La co-combustion permet également d’améliorer le bilan carbone des centrales existantes, même si l’actuel président américain ne semble guère concerné par la stabilité du climat. En fonction de la qualité du combustible, le taux de biomasse peut atteindre jusqu’à 50 % du mélange brûlé dans une centrale charbon n’ayant reçu aucune modification, permettant ainsi de diviser par deux les émissions de CO2 (le taux de biomasse dans la pratique se situe souvent autour de 10 % et le combustible employé est le pellet de bois).

À titre d’illustration, les émissions du charbon électrique européen pourraient être réduites dans une fourchette allant de 30 à 365 millions de tonnes de CO₂ par an pour des taux de biomasse compris entre 5 et 50 %.

Une stratégie risquée à long terme

Malgré ces avantages, le développement de la co-combustion comporte un risque à long terme en favorisant un mix électrique où le charbon pourrait évincer les énergies renouvelables.

FutureMetrics estime ainsi qu’une utilisation en co-combustion de 25 % des centrales américaines avec 10 % de pellets se traduirait par une augmentation de 148 millions de tonnes de la consommation de charbon dans le secteur électrique en 2030 aux États-Unis, par rapport à un niveau de référence sans subventionnement de la co-combustion.

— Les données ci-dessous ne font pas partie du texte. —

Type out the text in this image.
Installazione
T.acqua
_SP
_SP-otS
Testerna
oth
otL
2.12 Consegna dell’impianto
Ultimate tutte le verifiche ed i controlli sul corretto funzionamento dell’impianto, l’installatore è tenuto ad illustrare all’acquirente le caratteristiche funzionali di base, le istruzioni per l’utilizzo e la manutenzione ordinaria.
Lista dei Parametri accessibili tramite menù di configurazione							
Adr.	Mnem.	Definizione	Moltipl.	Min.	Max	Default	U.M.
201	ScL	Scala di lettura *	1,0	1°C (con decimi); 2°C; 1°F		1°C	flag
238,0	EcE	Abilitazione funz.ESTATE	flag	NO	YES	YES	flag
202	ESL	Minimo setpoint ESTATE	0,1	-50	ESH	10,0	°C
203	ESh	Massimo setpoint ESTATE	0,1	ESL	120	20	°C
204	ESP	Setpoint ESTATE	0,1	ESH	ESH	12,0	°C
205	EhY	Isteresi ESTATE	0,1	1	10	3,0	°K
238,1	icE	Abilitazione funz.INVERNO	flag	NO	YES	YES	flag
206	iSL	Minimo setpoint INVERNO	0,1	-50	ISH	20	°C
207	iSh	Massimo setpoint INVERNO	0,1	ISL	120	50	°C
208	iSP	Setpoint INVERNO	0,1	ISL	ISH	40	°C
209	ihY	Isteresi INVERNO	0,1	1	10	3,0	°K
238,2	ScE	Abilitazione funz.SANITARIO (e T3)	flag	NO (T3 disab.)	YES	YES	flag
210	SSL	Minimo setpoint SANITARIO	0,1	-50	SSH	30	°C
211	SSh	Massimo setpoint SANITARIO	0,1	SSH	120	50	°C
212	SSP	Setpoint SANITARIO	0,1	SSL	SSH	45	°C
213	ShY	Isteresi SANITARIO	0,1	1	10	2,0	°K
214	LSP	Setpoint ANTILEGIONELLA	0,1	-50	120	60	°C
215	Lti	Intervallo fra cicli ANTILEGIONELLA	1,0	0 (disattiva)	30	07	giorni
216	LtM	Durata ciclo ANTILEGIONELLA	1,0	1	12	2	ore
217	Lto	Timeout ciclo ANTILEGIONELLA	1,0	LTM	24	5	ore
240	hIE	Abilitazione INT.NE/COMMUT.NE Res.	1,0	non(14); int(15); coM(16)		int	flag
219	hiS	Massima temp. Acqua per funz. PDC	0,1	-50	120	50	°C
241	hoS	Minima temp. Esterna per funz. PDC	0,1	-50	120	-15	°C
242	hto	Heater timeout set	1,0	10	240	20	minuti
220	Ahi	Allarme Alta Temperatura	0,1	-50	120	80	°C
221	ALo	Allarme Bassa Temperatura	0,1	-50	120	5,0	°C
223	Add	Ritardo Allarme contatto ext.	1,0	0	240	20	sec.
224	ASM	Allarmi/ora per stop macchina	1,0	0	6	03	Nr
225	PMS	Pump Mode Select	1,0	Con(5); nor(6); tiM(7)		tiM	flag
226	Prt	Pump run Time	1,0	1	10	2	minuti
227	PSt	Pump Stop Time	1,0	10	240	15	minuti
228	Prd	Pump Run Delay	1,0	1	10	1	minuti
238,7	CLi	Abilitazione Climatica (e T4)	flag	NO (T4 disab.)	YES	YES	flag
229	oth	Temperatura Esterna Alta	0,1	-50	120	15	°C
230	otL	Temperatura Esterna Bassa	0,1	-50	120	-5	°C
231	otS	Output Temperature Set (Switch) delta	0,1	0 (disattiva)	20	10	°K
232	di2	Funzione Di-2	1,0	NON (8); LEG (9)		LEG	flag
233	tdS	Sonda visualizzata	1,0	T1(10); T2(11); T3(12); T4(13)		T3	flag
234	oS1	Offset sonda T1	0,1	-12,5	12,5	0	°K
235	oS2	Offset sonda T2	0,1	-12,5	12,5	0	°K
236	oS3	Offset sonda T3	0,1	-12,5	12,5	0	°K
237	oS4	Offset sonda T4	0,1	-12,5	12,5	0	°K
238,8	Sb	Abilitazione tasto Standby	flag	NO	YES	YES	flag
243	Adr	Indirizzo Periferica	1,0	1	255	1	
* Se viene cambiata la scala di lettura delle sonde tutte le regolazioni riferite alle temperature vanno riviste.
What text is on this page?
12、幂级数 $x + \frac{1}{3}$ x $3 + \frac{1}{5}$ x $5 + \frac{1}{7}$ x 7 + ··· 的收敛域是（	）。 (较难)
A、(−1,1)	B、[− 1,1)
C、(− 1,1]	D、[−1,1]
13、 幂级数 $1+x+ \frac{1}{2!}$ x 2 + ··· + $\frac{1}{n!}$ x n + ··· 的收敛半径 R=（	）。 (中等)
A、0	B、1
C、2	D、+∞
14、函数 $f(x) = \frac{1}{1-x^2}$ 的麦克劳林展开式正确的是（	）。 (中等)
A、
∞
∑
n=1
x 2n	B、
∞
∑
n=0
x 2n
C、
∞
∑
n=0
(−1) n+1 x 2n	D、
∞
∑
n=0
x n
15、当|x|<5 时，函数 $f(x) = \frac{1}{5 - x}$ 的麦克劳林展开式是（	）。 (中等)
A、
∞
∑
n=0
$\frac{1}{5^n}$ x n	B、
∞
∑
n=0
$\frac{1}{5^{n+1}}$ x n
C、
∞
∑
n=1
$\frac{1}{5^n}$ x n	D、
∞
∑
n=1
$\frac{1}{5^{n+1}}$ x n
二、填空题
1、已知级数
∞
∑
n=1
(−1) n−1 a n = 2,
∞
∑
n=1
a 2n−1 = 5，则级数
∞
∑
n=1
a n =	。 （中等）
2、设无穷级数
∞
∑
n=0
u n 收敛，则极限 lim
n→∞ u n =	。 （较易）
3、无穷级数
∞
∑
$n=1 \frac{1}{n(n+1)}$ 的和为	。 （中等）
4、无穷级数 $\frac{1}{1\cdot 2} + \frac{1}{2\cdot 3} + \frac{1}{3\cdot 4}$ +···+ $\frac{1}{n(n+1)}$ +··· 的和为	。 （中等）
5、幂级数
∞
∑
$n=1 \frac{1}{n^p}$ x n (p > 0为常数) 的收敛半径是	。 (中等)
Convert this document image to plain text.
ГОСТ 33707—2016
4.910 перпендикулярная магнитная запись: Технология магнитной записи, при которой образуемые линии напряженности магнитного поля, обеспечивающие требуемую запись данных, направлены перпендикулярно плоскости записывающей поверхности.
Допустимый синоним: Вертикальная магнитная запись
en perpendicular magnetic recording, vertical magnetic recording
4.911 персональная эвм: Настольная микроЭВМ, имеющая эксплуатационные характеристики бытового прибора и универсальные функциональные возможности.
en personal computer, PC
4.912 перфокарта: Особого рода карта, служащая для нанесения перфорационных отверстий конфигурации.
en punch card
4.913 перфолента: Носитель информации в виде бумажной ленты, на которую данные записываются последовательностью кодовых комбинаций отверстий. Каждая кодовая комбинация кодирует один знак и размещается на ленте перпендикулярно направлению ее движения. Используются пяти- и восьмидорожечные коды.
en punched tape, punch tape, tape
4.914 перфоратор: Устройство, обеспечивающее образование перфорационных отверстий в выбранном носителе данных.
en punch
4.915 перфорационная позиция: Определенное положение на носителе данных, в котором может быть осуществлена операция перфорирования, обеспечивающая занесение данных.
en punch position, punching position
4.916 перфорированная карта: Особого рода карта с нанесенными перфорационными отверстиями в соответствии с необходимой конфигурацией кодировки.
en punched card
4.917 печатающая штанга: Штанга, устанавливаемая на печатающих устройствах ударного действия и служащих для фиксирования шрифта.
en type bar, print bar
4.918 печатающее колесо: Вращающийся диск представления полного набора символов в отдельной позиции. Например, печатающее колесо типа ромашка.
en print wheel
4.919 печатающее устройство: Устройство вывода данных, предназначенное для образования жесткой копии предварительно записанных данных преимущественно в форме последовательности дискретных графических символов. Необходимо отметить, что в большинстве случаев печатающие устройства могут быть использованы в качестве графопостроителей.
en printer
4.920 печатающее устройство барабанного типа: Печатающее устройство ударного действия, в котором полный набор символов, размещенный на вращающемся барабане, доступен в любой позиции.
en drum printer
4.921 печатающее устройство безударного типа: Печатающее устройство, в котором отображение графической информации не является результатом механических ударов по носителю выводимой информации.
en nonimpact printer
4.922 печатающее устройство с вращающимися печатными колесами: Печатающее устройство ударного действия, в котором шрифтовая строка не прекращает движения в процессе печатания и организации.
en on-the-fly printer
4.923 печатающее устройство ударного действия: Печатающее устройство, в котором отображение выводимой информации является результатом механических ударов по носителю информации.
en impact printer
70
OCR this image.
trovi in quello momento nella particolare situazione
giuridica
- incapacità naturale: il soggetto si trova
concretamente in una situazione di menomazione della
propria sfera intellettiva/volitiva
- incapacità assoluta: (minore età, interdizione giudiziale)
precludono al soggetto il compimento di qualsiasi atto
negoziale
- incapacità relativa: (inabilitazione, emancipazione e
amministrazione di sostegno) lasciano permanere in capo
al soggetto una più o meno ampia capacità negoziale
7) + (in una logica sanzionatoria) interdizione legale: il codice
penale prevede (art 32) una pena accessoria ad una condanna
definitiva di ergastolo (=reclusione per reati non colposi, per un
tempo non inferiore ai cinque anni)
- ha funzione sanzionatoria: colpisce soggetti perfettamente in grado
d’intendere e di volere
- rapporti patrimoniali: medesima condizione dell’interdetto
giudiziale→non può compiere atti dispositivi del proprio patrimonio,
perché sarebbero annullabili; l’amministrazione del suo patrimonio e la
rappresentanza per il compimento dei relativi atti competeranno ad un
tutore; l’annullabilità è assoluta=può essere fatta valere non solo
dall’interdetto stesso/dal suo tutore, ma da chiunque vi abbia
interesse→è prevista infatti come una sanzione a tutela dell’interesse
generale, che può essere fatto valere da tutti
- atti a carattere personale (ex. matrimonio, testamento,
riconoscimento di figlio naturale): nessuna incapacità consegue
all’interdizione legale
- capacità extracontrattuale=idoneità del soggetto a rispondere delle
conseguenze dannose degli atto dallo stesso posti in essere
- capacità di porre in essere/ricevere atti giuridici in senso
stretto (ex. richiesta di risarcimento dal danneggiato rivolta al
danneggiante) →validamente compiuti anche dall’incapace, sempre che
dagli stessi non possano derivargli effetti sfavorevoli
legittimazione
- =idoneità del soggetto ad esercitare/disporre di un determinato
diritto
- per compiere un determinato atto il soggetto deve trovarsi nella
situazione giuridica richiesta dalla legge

La quantité de pellets nécessaire serait alors de 20 millions de tonnes par an (la production actuelle étant de 12 millions de tonnes annuelles). L’impact serait certes positif pour l’emploi, mais le livre blanc estime également que 20 millions de tonnes par an est la quantité maximale que peut fournir de manière soutenable la forêt américaine. Cette stratégie pourrait donc se révéler risquée pour les ressources forestières du pays.

On le voit, si la co-combustion permet de réduire les émissions de CO2 à court terme, elle ne contribue pas à la transition vers un parc électrique non carboné. Elle peut ainsi être considérée comme une solution transitoire, mais si elle persiste, il existe un risque que cette solution évince les technologies non carbonées. De récentes études montrent qu’un tel risque existe.

Dans cette optique, une tarification du carbone ambitieuse, visant à réduire les émissions en les taxant, constitue un instrument efficace, capable de stimuler la co-combustion à court terme sans remettre en cause la profitabilité à long terme d’investissements dans des technologies non carbonées.